Ton père accepte tout de suite que tu te mettes à soulever des poids ?

Non, dans un premier temps, il refuse mais il en parle quand même à mon oncle qui lui explique qu’il y a des femmes qui pratiquent l’haltérophilie. Mon père ne veut toujours pas, il lui rétorque que je vais devenir énorme, que je ne pourrai pas avoir d’enfant, que je vais être déformée mais moi, j’insiste.

L’haltérophilie, c’est ce que je veux faire. Ça a traîné une ou deux semaines et puis mon père a vu que c’était un choix sérieux et il a cédé. Mon oncle m’a emmenée voir un de ses collègues, entraîneur d’haltérophilie. Quand il m’a vu, la première chose qu’il lui a dite c’est : « Ta fille a des bras d’arraché ». Nous nous sommes regardés avec mon oncle, nous ne savions pas ce que ça signifiait.

Les mises en garde de ton père à propos de ton corps, tu les prends en considération ou tu t’en fiches ?

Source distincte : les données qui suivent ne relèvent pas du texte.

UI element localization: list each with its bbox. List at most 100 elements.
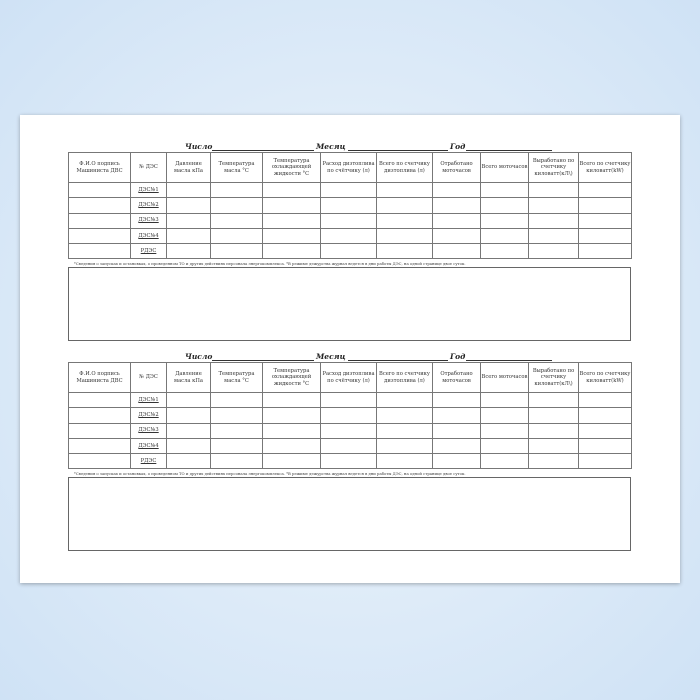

Honnêtement, je me suis dit : « Je m’en fous » parce que, depuis petite, j’ai toujours fait des trucs de garçon : je me bagarrais, je portais des trucs lourds, des grosses bassines pour aider ma mère par exemple ce qui, d’ailleurs, épatait mon père.

Je ne sais pas où je puisais ma force ni le courage de faire ça, mais je le faisais naturellement. Pour le reste, j’avais juste envie de faire ce qui me plaisait, d’aller où mon cœur me guidait.  

Tu en gardes quels souvenirs de cette première séance ?

Je commence à toucher la barre, on me montre des trucs bizarres, je les fais et je me rends compte que le coach est impressionné, impressionné par mon physique, impressionné par mes bras, impressionné par la manière dont je fais les choses.

Après ça, c’est devenu très vite intense. Dès que j’avais une pause à l’école, j’allais faire de l’haltérophilie, à la fin des cours, haltérophilie encore. Je travaillais avec mon coach et je regardais les champions s’entraîner en essayant de comprendre comment ils faisaient. 

En 2008, moins de deux ans après tes débuts, tu participes au championnat provincial de la ligue provinciale du Centre et là, ton coach va te tester…

Oui, après un an d’entraînement, il me dit : « On va faire quelque chose toi et moi, il y a le Championnat provincial, je vais mettre ma ceinture en jeu. Tu me fais 70 kilos et je te la donne. » Je me suis entraînée comme une folle, j’ai participé à la compétition et la ceinture m’est revenue.

Grâce à cette compétition, je me suis rendu compte que je pouvais gagner une ceinture ce qui, dans ma tête, signifiait que demain, je pouvais participer aux Jeux Olympiques. C’est à partir de ce moment-là que mon rêve olympique a commencé.

Cet homme va beaucoup compter dans ton parcours. C’est lui qui va te permettre de t’accrocher lorsque la vie va te mettre à l’épreuve…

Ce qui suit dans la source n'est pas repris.